A bedtime story is a narrative told to someone, usually children, before they go to sleep. In the script, the concept is used metaphorically to request a story about robots and love from the AI, serving as an example of the AI's creative and interactive capabilities, and highlighting the human-like qualities that are sought after in AI development.

singing

Singing in the video script is used as a test of the AI's ability to generate and perform music. The AI's attempt to sing a song about butterflies is a way to evaluate its creative expression and the quality of its text-to-speech capabilities, showcasing the potential for AI to engage in more artistic and emotive tasks.

queue

A queue in the context of the video refers to a waiting list or line of people waiting for their turn to access a service or product. The script mentions that to test 'mhi AI', one has to enter a queue with their email, illustrating the demand and access control mechanisms for new and popular AI technologies.

Foundation model

A Foundation model in AI denotes a type of pre-trained model that can be fine-tuned for various tasks.
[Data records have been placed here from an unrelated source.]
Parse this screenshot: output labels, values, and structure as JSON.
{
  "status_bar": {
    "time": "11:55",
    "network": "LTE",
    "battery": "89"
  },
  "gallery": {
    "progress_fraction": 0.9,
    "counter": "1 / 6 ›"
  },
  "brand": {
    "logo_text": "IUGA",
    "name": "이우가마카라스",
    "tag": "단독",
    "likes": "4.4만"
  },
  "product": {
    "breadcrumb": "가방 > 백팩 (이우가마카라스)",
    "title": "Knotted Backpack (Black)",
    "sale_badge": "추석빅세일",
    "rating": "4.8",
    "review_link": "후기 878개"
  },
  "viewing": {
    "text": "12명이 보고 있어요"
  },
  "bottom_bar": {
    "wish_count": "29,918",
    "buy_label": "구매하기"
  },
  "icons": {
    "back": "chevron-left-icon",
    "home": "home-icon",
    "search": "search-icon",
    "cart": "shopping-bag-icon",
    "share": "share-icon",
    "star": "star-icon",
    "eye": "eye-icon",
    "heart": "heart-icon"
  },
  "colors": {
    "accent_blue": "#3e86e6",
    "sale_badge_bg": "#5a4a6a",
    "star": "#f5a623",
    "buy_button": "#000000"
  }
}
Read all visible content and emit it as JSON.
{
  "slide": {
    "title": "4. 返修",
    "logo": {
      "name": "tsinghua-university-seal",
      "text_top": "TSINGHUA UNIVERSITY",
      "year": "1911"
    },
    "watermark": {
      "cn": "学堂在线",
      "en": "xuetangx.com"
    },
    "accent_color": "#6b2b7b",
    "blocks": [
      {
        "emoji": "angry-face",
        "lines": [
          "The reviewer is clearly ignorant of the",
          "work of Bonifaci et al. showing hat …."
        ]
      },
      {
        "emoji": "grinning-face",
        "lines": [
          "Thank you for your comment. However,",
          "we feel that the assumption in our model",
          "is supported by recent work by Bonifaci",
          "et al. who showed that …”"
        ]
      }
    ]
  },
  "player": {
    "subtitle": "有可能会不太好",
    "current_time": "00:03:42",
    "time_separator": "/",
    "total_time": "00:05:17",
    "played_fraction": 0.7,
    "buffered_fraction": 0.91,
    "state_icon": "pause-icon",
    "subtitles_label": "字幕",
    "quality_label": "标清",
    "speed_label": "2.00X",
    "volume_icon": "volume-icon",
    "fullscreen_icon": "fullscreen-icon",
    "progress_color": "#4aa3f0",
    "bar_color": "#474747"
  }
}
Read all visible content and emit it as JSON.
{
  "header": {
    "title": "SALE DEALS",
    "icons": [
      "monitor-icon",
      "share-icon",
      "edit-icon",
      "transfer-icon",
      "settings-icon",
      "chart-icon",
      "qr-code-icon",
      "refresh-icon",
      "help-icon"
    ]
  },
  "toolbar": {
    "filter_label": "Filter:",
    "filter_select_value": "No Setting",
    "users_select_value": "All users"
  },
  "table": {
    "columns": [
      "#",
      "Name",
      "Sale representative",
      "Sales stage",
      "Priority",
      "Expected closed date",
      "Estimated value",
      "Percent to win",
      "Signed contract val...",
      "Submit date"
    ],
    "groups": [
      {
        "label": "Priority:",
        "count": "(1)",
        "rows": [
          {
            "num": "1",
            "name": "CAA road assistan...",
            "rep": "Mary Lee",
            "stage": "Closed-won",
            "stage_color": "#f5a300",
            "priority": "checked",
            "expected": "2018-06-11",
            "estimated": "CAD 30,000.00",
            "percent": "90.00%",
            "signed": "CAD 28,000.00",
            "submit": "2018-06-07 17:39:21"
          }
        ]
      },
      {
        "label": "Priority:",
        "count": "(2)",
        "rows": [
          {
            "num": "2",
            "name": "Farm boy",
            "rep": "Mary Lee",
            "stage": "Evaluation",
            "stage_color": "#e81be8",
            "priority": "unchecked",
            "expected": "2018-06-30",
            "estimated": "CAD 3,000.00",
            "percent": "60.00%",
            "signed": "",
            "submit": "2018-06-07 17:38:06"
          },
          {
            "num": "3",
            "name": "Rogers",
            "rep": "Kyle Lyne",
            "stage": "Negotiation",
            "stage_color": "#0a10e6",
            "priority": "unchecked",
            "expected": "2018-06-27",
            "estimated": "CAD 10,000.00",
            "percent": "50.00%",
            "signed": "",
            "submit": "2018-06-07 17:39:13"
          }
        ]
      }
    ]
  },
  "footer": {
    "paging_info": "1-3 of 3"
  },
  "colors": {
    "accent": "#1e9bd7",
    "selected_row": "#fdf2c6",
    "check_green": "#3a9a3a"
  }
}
The script refers to 'mhi AI' as a 'native multimodal Foundation model', indicating that it is designed to be versatile and adaptable to different applications, which is a key aspect of modern AI development strategies.

Highlights

GP4 Omni's voice demo showcased an AI that can understand and express human-like emotions.

The disappointment in the lack of public access to GP4 Omni after its demo.

Introduction of a similar technology that has been released as a demo, accessible to the public.

The new AI, Mashi, is not as smart as GP4 Omni but has a good sounding voice and real-time conversation capabilities.

Mashi is a native multimodal Foundation model that can listen and speak, similar to GP4 Omni.

Mashi's ability to express and understand emotions is mentioned, though not yet demonstrated.

Mashi uses joint pre-training on text and audio synthetic data from Helium 7bl, llm.

Mashi's voice has a latency of only 200 milliseconds and can run on consumer-grade hardware.

Mashi will be released open source, allowing the community to improve and customize it.

A live demo of Mashi's conversational abilities and its struggles with understanding emotions.

Mashi's attempt to sing a song about butterflies, showcasing its text-to-speech capabilities.

Comparison of Mashi's performance with other AI like Pi AI and chat GPT in terms of voice and interaction.

Mashi's difficulty in understanding and responding to emotional cues in the user's voice.

The potential for the open source community to enhance Mashi's intelligence and capabilities.

The contrast between Mashi's current state and the anticipated capabilities of GP4 Omni.

The user's experience and thoughts on Mashi's potential after being open source.

Final thoughts on the exploratory nature of Mashi AI and its current limitations.